Questi aspetti emergeranno come fondanti dell’arte di Banksy nel corpus di opere presentate in mostra, che saranno suddivise per generi e temi , come ad esempio l’idea e la pratica della serialità e della riproducibilità dei lavori riferiti a Warhol (tra i quali i ritratti di Kate Moss o le serie “Tesco”, in cui utilizza il marchio della grande catena di distribuzione britannica alla maniera di Campbell’s Soup) o del détournement, in cui Banksy interviene su copie di opere esistenti e spesso universalmente conosciute, con l’inserimento però di alcuni elementi stranianti che ne modificano il significato.

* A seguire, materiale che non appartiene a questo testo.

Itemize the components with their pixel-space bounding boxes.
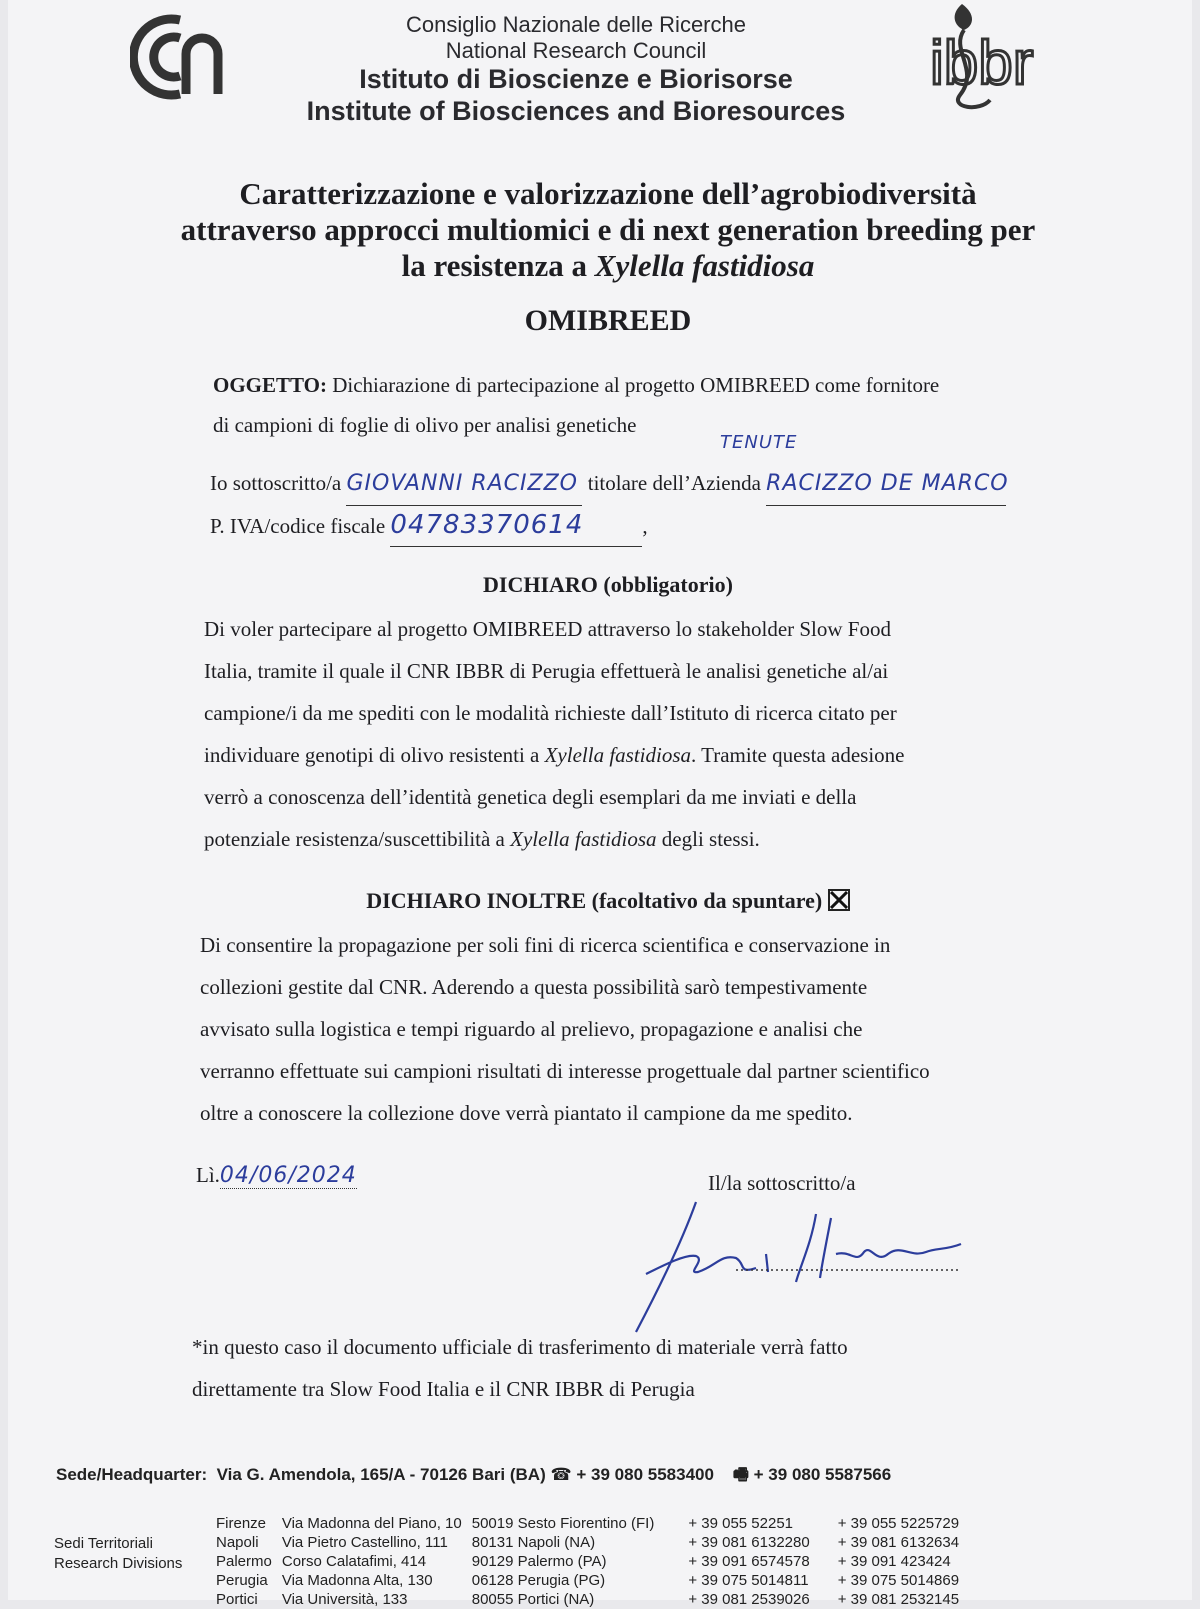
oggetto-line-1 [213, 364, 1083, 406]
header-line-1: Consiglio Nazionale delle Ricerche [406, 12, 746, 37]
division-city: Perugia [216, 1572, 268, 1589]
sottoscritto-label: Il/la sottoscritto/a [708, 1171, 856, 1195]
division-city: Napoli [216, 1534, 259, 1551]
inoltre-line-5: oltre a conoscere la collezione dove verrà piantato il campione da me spedito. [200, 1101, 853, 1125]
division-street: Via Madonna del Piano, 10 [281, 1515, 462, 1532]
division-cap: 80055 Portici (NA) [471, 1591, 595, 1608]
dichiaro-line-4a: individuare genotipi di olivo resistenti a [204, 743, 540, 767]
dichiaro-line-6 [204, 818, 1062, 860]
phone-icon: ☎ [550, 1465, 572, 1484]
inoltre-line-1: Di consentire la propagazione per soli fini di ricerca scientifica e conservazione in [200, 933, 891, 957]
dichiaro-line-4-italic: Xylella fastidiosa [544, 743, 692, 767]
division-street: Via Università, 133 [281, 1591, 408, 1608]
division-fax: + 39 081 2532145 [837, 1591, 960, 1608]
division-tel: + 39 075 5014811 [688, 1572, 809, 1589]
dichiaro-line-6b: degli stessi. [661, 827, 760, 851]
inoltre-line-4: verranno effettuate sui campioni risultati di interesse progettuale dal partner scientifico [200, 1059, 930, 1083]
dichiaro-line-5: verrò a conoscenza dell’identità genetica degli esemplari da me inviati e della [204, 785, 857, 809]
dichiaro-line-6-italic: Xylella fastidiosa [510, 827, 657, 851]
title-line-3-prefix: la resistenza a [401, 248, 588, 283]
piva-label: P. IVA/codice fiscale [210, 514, 386, 538]
dichiaro-line-4 [204, 734, 1062, 776]
division-city: Portici [216, 1591, 258, 1608]
division-cap: 80131 Napoli (NA) [471, 1534, 596, 1551]
division-row [216, 1552, 969, 1571]
footer-hq-row [56, 1462, 891, 1491]
footnote [192, 1326, 1062, 1410]
division-fax: + 39 055 5225729 [837, 1515, 960, 1532]
hq-label: Sede/Headquarter: [56, 1465, 208, 1484]
dichiaro-heading: DICHIARO (obbligatorio) [483, 572, 733, 597]
title-line-3-italic: Xylella fastidiosa [594, 248, 815, 283]
checkmark-x-icon [830, 891, 848, 909]
dichiaro-line-4b: . Tramite questa adesione [691, 743, 905, 767]
title-line-3 [158, 248, 1058, 284]
oggetto-line-2: di campioni di foglie di olivo per analisi genetiche [213, 413, 637, 437]
footnote-line-1: *in questo caso il documento ufficiale di trasferimento di materiale verrà fatto [192, 1335, 848, 1359]
place-label: Lì. [196, 1163, 220, 1187]
signature-area[interactable] [626, 1194, 986, 1334]
divisions-table [216, 1514, 969, 1609]
azienda-field[interactable]: RACIZZO DE MARCO [766, 463, 1006, 506]
place-date-row [196, 1154, 357, 1197]
division-street: Via Madonna Alta, 130 [281, 1572, 433, 1589]
io-label: Io sottoscritto/a [210, 471, 342, 495]
piva-suffix: , [642, 514, 648, 538]
header-line-3: Istituto di Bioscienze e Biorisorse [359, 64, 793, 94]
division-tel: + 39 091 6574578 [688, 1553, 810, 1570]
document-page [8, 0, 1192, 1608]
dichiaro-line-2: Italia, tramite il quale il CNR IBBR di Perugia effettuerà le analisi genetiche al/ai [204, 659, 889, 683]
division-fax: + 39 081 6132634 [837, 1534, 960, 1551]
dichiaro-line-6a: potenziale resistenza/suscettibilità a [204, 827, 505, 851]
division-fax: + 39 075 5014869 [837, 1572, 960, 1589]
optional-checkbox[interactable] [828, 889, 850, 911]
handwritten-signature-icon [626, 1194, 986, 1334]
svg-text:ibbr: ibbr [930, 29, 1034, 98]
inoltre-heading-row [158, 888, 1058, 914]
dichiaro-line-1: Di voler partecipare al progetto OMIBREED attraverso lo stakeholder Slow Food [204, 617, 891, 641]
header-line-4: Institute of Biosciences and Bioresources [306, 96, 846, 126]
divisions-label [54, 1534, 182, 1574]
hq-tel: + 39 080 5583400 [576, 1465, 714, 1484]
titolare-label: titolare dell’Azienda [587, 471, 761, 495]
inoltre-line-3: avvisato sulla logistica e tempi riguardo al prelievo, propagazione e analisi che [200, 1017, 863, 1041]
dichiaro-body [204, 608, 1062, 860]
oggetto-text-1: Dichiarazione di partecipazione al progetto OMIBREED come fornitore [332, 373, 940, 397]
divisions-label-1: Sedi Territoriali [54, 1535, 153, 1552]
division-tel: + 39 081 2539026 [688, 1591, 810, 1608]
division-row [216, 1533, 969, 1552]
title-line-2: attraverso approcci multiomici e di next generation breeding per [180, 212, 1036, 247]
division-fax: + 39 091 423424 [837, 1553, 951, 1570]
division-cap: 06128 Perugia (PG) [471, 1572, 606, 1589]
division-city: Firenze [216, 1515, 267, 1532]
division-tel: + 39 081 6132280 [688, 1534, 810, 1551]
header-line-2: National Research Council [445, 38, 707, 63]
title-line-1: Caratterizzazione e valorizzazione dell’agrobiodiversità [239, 176, 977, 211]
hq-address: Via G. Amendola, 165/A - 70126 Bari (BA) [216, 1465, 546, 1484]
division-tel: + 39 055 52251 [688, 1515, 794, 1532]
date-field[interactable]: 04/06/2024 [219, 1163, 357, 1188]
hq-fax: + 39 080 5587566 [753, 1465, 892, 1484]
form-line-1 [210, 462, 1130, 506]
name-field[interactable]: GIOVANNI RACIZZO [346, 463, 582, 506]
inoltre-body [200, 924, 1062, 1134]
dichiaro-line-3: campione/i da me spediti con le modalità richieste dall’Istituto di ricerca citato per [204, 701, 897, 725]
project-name: OMIBREED [524, 304, 692, 337]
divisions-label-2: Research Divisions [54, 1555, 183, 1572]
azienda-insert-handwritten: TENUTE [720, 432, 798, 453]
division-city: Palermo [216, 1553, 272, 1570]
division-row [216, 1571, 969, 1590]
inoltre-heading: DICHIARO INOLTRE (facoltativo da spuntare) [366, 888, 823, 913]
division-row [216, 1514, 969, 1533]
piva-field[interactable]: 04783370614 [390, 504, 642, 547]
ibbr-logo-icon [920, 0, 1120, 120]
fax-icon: 🖷 [732, 1465, 749, 1484]
form-line-2 [210, 504, 910, 547]
division-cap: 50019 Sesto Fiorentino (FI) [471, 1515, 655, 1532]
footnote-line-2: direttamente tra Slow Food Italia e il CNR IBBR di Perugia [192, 1377, 695, 1401]
division-street: Via Pietro Castellino, 111 [281, 1534, 448, 1551]
division-street: Corso Calatafimi, 414 [281, 1553, 427, 1570]
division-cap: 90129 Palermo (PA) [471, 1553, 607, 1570]
inoltre-line-2: collezioni gestite dal CNR. Aderendo a questa possibilità sarò tempestivamente [200, 975, 868, 999]
oggetto-label: OGGETTO: [213, 373, 327, 397]
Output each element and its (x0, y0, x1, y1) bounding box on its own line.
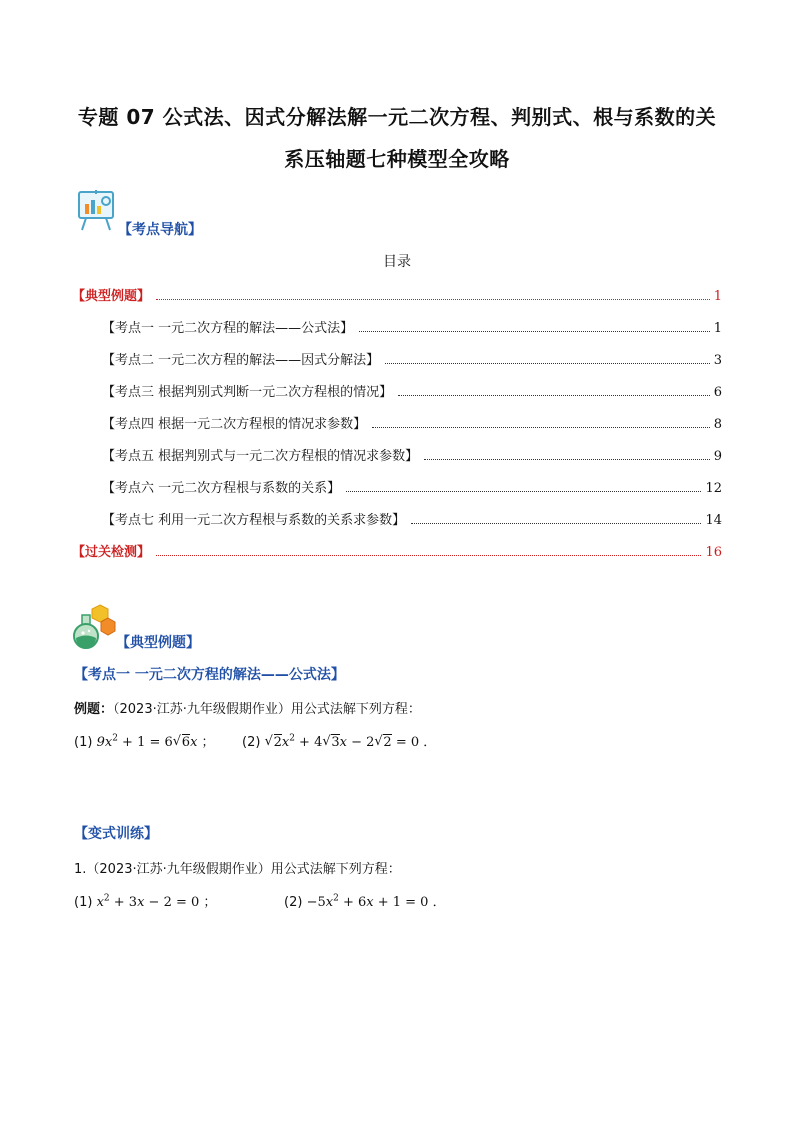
toc-entry-label: 【考点二 一元二次方程的解法——因式分解法】 (102, 353, 380, 368)
toc-entry-point-4[interactable] (102, 413, 722, 432)
toc-entry-page: 3 (713, 353, 722, 368)
toc-entry-point-2[interactable] (102, 349, 722, 368)
equation-number: (2) (284, 895, 303, 910)
example-equation-1 (74, 731, 215, 750)
toc-entry-page: 6 (713, 385, 722, 400)
toc-entry-page: 1 (713, 289, 722, 304)
equation-number: (1) (74, 895, 93, 910)
variant-question-1: 1.（2023·江苏·九年级假期作业）用公式法解下列方程： (74, 862, 401, 877)
toc-leader-dots (346, 490, 701, 492)
flask-hexagon-icon (70, 603, 116, 649)
title-line-2: 系压轴题七种模型全攻略 (284, 147, 510, 171)
toc-entry-label: 【考点五 根据判别式与一元二次方程根的情况求参数】 (102, 449, 419, 464)
equation-number: (1) (74, 735, 93, 750)
example-equation-2 (242, 731, 436, 750)
toc-leader-dots (372, 426, 710, 428)
toc-entry-page: 8 (713, 417, 722, 432)
whiteboard-chart-icon (76, 188, 118, 232)
toc-leader-dots (385, 362, 710, 364)
equation-end: ； (203, 895, 217, 910)
nav-section-label: 【考点导航】 (118, 222, 202, 238)
equation-expression: $9x^2 + 1 = 6√$ 6x (97, 735, 198, 750)
toc-entry-page: 12 (705, 481, 722, 496)
example-prefix: 例题： (74, 702, 114, 717)
variant-heading: 【变式训练】 (74, 826, 158, 842)
point1-heading: 【考点一 一元二次方程的解法——公式法】 (74, 667, 345, 683)
toc-entry-label: 【考点一 一元二次方程的解法——公式法】 (102, 321, 354, 336)
equation-end: ； (201, 735, 215, 750)
toc-entry-point-1[interactable] (102, 317, 722, 336)
toc-leader-dots (424, 458, 710, 460)
equation-expression: $-5x^2 + 6x + 1 = 0$ (306, 893, 429, 910)
toc-entry-label: 【过关检测】 (72, 545, 151, 560)
example-text: （2023·江苏·九年级假期作业）用公式法解下列方程： (113, 702, 421, 717)
equation-end: ． (432, 895, 446, 910)
equation-expression: √ $2x^2 + 4√$ 3x − 2√ 2 = 0 (265, 735, 420, 750)
toc-entry-page: 9 (713, 449, 722, 464)
toc-entry-point-3[interactable] (102, 381, 722, 400)
toc-entry-label: 【考点六 一元二次方程根与系数的关系】 (102, 481, 341, 496)
title-line-1: 专题 07 公式法、因式分解法解一元二次方程、判别式、根与系数的关 (77, 105, 717, 129)
examples-section-label: 【典型例题】 (116, 635, 200, 651)
toc-entry-label: 【考点四 根据一元二次方程根的情况求参数】 (102, 417, 367, 432)
example-line (74, 698, 421, 717)
equation-number: (2) (242, 735, 261, 750)
toc-leader-dots (359, 330, 710, 332)
toc-leader-dots (156, 554, 701, 556)
toc-leader-dots (411, 522, 701, 524)
toc-entry-label: 【考点三 根据判别式判断一元二次方程根的情况】 (102, 385, 393, 400)
toc-entry-point-5[interactable] (102, 445, 722, 464)
document-title (60, 96, 734, 180)
variant-equation-2 (284, 891, 446, 910)
equation-end: ． (423, 735, 437, 750)
toc-entry-label: 【典型例题】 (72, 289, 151, 304)
toc-entry-point-6[interactable] (102, 477, 722, 496)
equation-expression: $x^2 + 3x - 2 = 0$ (96, 893, 200, 910)
variant-equation-1 (74, 891, 216, 910)
toc-entry-page: 1 (713, 321, 722, 336)
toc-heading: 目录 (383, 254, 411, 270)
toc-entry-page: 14 (705, 513, 722, 528)
toc-entry-checks[interactable] (72, 541, 722, 560)
toc-entry-page: 16 (705, 545, 722, 560)
toc-entry-examples[interactable] (72, 285, 722, 304)
toc-leader-dots (398, 394, 710, 396)
toc-leader-dots (156, 298, 710, 300)
toc-entry-point-7[interactable] (102, 509, 722, 528)
toc-entry-label: 【考点七 利用一元二次方程根与系数的关系求参数】 (102, 513, 406, 528)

Attraverso la lettura dei lavori saranno quindi illustrate le strategie, il senso e gli obiettivi dei suoi messaggi e la sua cifra stilistica , data dalla tecnica dello stencil, affinata da Banksy con il duplice scopo di poter eseguire i lavori illegali con una notevole velocità e allo stesso tempo renderli più elaborati.
Una speciale sezione video racconterà al pubblico i murales che Banksy ha realizzato in diversi luoghi del mondo, tuttora esistenti o scomparsi, evidenziando così quanto il Genius loci sia un aspetto fondamentale nel suo lavoro: molti lavori nascono infatti anche semplicemente in funzione dei e per i luoghi in cui sono realizzati. Il messaggio di Banksy e la sua arte si manifestano come un’esplicita e mordace provocazione nei confronti dell’arroganza dell’establishment e del potere, del conformismo, della guerra, del consumismo.